ERIC Number: ED080915
Record Type: RIE
Publication Date: 1972-Dec
Reference Count: 0
A Study of the Values and Attitudes of Black and White Police Officers.
Teahan, John E.
Better understanding, openness, and trust among black and white police officers would increase police effectiveness in dealing with police-community relations. This study discusses a program to improve black-white police relations through role playing techniques and small group interactions on problems of human relationships. Longitudinal in design, the study assesses: (1) changes in values and attitudes over time; (2) optimal implementation time for the training program; (3) effectiveness of the program; and (4) the attitudinal effect on officers of precinct assignments and inter-racial contact.

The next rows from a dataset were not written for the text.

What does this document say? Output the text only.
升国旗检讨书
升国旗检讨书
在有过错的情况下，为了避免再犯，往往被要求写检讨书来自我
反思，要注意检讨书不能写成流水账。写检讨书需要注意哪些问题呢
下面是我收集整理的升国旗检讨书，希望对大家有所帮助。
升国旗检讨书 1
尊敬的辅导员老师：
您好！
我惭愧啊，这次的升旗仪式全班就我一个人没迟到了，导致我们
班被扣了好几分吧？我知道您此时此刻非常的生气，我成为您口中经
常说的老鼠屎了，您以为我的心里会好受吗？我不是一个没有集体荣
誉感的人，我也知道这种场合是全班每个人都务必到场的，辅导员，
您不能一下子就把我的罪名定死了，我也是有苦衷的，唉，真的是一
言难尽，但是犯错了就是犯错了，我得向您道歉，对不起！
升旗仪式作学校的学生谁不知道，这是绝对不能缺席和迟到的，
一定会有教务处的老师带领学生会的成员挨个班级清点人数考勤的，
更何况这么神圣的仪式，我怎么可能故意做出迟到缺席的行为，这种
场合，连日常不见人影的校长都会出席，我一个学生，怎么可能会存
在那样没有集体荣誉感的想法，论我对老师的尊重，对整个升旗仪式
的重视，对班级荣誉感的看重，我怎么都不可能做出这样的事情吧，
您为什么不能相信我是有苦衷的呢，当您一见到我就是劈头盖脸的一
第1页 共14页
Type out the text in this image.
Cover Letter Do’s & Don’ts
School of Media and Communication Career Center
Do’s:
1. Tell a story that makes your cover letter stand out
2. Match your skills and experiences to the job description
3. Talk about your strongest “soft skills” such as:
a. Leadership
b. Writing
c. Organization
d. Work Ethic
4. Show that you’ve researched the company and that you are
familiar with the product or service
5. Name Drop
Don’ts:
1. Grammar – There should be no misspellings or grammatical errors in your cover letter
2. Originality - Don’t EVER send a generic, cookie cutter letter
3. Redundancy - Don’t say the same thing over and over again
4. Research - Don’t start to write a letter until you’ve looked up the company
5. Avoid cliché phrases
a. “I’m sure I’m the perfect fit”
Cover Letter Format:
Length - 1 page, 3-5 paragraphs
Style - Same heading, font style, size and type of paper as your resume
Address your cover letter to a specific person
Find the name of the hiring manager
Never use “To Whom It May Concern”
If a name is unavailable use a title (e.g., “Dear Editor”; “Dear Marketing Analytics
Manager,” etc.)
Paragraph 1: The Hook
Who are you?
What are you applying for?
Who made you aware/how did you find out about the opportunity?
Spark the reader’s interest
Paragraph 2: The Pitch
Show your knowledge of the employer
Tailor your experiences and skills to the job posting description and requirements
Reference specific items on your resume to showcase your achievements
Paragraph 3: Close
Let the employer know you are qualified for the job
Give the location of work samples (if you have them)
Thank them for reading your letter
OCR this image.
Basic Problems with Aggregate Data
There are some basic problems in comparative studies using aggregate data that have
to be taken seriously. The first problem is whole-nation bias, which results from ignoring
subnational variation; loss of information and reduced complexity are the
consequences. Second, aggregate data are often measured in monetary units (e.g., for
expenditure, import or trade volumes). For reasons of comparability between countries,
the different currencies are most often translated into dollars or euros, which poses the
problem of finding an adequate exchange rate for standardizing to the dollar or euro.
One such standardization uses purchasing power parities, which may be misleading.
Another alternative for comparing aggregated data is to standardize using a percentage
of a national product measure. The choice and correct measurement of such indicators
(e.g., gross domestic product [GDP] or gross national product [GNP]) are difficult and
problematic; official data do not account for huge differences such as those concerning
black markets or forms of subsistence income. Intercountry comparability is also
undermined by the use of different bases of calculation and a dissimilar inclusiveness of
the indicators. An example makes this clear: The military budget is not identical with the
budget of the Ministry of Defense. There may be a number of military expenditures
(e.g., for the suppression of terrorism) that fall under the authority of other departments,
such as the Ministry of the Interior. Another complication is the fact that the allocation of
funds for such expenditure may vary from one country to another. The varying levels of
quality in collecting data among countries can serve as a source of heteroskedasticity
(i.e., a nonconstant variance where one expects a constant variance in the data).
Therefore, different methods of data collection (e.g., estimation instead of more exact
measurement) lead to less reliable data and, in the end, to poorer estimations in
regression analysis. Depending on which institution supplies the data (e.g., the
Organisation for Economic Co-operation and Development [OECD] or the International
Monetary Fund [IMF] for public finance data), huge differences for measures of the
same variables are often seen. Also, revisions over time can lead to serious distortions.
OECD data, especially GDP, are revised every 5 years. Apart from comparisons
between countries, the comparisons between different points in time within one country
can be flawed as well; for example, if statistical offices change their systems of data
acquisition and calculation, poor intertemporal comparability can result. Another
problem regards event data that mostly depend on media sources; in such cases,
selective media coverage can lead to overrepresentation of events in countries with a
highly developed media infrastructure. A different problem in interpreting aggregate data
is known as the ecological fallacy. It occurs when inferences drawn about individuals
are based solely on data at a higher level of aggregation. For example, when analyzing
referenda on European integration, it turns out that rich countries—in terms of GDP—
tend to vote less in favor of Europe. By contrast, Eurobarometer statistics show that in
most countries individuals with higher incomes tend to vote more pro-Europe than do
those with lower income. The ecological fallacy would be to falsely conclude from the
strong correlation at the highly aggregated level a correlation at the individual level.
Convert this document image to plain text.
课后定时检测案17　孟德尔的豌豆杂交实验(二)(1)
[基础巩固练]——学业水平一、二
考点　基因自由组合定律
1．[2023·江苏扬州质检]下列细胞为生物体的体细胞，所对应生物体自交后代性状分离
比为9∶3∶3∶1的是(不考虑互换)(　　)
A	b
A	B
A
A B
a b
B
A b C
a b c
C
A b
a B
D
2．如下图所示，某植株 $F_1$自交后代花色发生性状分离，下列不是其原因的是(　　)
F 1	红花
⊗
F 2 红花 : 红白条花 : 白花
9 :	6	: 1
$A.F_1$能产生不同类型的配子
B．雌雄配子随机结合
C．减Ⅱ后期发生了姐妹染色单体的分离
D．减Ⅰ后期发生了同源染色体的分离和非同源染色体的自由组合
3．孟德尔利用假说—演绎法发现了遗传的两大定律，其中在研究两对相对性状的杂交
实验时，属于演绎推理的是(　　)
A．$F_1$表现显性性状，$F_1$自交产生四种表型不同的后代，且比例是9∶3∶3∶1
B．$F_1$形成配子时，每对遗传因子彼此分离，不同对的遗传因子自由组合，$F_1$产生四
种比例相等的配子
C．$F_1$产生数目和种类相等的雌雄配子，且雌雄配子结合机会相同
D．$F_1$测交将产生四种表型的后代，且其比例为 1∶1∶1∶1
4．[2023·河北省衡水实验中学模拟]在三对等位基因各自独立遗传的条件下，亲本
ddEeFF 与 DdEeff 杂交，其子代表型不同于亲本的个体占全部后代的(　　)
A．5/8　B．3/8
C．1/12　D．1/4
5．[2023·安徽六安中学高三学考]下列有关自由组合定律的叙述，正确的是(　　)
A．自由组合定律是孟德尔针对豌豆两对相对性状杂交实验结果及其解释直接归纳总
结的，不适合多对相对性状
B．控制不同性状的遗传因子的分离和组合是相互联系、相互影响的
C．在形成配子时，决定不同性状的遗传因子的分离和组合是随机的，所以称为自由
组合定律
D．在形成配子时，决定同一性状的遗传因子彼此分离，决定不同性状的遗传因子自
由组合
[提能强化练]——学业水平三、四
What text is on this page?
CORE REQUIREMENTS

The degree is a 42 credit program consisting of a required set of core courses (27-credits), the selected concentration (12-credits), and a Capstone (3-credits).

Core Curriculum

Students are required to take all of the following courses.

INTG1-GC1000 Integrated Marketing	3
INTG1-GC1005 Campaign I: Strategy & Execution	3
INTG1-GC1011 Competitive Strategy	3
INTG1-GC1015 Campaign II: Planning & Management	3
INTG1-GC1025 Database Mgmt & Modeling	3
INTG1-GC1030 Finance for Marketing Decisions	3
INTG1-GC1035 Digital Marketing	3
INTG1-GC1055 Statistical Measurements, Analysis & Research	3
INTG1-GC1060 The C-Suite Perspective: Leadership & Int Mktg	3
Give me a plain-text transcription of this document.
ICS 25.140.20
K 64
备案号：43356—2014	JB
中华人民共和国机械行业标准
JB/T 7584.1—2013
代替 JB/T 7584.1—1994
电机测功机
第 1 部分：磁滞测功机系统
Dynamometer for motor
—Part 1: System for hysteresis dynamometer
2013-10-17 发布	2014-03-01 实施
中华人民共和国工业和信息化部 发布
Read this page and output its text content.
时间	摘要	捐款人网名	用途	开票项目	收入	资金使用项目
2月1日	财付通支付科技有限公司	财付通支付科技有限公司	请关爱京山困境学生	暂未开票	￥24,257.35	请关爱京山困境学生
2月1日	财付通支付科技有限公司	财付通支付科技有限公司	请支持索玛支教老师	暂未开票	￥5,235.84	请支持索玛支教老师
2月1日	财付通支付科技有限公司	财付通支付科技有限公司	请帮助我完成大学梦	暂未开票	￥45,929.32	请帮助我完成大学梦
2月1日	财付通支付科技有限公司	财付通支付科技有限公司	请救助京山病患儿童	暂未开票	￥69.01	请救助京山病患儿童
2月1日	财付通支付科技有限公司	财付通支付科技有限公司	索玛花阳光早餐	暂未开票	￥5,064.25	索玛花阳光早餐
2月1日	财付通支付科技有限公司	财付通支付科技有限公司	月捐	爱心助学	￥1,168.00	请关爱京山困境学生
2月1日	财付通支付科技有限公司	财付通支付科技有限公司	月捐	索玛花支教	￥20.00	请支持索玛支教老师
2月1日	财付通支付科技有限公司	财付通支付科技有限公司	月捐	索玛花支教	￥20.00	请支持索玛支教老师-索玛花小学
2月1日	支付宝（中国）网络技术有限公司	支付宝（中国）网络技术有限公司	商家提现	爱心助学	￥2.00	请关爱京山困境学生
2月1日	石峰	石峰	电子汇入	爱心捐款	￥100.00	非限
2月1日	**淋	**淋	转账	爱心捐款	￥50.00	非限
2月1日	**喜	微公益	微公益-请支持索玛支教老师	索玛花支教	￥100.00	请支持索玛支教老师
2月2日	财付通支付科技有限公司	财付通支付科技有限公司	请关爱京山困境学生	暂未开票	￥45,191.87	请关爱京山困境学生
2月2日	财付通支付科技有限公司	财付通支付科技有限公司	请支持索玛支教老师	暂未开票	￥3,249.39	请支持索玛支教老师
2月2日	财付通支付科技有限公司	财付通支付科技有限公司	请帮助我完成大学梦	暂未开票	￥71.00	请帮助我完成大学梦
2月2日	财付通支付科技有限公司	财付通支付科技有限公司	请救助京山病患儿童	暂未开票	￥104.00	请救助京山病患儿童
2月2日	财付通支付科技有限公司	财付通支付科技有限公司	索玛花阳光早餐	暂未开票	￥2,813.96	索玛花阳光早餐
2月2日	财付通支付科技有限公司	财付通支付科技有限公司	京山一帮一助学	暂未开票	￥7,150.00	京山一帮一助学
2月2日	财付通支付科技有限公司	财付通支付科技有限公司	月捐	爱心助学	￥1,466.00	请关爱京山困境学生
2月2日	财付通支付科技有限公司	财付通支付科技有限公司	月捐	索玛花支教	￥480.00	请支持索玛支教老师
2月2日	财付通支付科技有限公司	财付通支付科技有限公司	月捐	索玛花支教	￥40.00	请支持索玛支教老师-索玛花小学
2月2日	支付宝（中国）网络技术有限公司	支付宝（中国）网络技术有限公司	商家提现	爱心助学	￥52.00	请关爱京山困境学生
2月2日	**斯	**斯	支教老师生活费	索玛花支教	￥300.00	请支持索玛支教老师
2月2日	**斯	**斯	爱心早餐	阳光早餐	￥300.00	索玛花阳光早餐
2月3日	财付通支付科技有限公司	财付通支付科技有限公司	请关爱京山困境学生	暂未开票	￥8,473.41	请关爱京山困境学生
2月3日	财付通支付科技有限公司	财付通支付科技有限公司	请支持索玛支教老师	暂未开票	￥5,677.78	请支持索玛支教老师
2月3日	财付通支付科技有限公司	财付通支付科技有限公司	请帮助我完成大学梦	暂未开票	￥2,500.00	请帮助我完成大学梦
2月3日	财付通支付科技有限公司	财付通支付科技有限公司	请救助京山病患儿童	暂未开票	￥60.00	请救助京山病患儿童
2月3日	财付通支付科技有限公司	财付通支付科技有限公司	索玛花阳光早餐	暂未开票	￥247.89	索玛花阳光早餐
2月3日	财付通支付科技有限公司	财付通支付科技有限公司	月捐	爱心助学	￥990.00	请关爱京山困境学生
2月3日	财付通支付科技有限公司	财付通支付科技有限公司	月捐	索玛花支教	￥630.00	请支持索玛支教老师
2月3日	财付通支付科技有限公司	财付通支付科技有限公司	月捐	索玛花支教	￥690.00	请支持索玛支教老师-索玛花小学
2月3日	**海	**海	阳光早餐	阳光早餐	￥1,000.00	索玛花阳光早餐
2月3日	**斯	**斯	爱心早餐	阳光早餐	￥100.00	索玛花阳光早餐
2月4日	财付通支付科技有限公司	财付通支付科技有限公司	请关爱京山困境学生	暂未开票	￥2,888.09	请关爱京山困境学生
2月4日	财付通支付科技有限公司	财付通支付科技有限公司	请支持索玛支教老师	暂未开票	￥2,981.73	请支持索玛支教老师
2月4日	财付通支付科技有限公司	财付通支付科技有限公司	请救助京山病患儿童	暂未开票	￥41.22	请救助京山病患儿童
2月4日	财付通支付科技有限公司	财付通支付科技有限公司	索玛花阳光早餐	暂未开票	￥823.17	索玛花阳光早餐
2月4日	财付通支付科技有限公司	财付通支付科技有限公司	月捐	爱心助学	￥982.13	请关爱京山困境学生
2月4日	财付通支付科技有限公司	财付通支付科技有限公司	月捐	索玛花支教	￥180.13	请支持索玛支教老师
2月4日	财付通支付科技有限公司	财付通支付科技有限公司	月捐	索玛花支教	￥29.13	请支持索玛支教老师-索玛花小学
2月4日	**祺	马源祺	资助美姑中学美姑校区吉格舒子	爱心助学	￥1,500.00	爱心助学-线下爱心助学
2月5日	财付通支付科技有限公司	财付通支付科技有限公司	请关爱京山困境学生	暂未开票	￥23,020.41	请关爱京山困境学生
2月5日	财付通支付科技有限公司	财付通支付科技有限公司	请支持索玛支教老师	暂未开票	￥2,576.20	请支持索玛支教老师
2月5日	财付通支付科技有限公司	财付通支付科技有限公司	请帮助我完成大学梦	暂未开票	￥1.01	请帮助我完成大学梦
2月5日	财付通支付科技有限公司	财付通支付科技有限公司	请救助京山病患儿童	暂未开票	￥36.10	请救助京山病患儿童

Some positive changes took place in the attitudes of black officers participating in the program during academy training. Negative attitude changes occurred in white participants and spread to white non-participants. A similar program conducted a year later avoided the severe backlash effect by downplaying its racially-motivated aspects. It, too, failed to improve black-white relations in any significant way. It appears that polarization between black and white officers begins upon entrance to the police academy, although a training program can sensitize each group to the other. Precinct assignment has little impact on values but strong impact on attitudes development, with duty in white precincts fostering undesirable viewpoints about blacks among both black and white officers. The study suggests that rotating precinct assignments for all officers would be a helpful step in combating stereotypic racial attitudes among all police. (Author/NMF)
Publication Type: N/A
Education Level: N/A
Sponsor: Michigan State Dept. of Education, Lansing.; New Detroit, Inc., MI.
Authoring Institution: Wayne State Univ., Detroit, MI. Dept. of Psychology.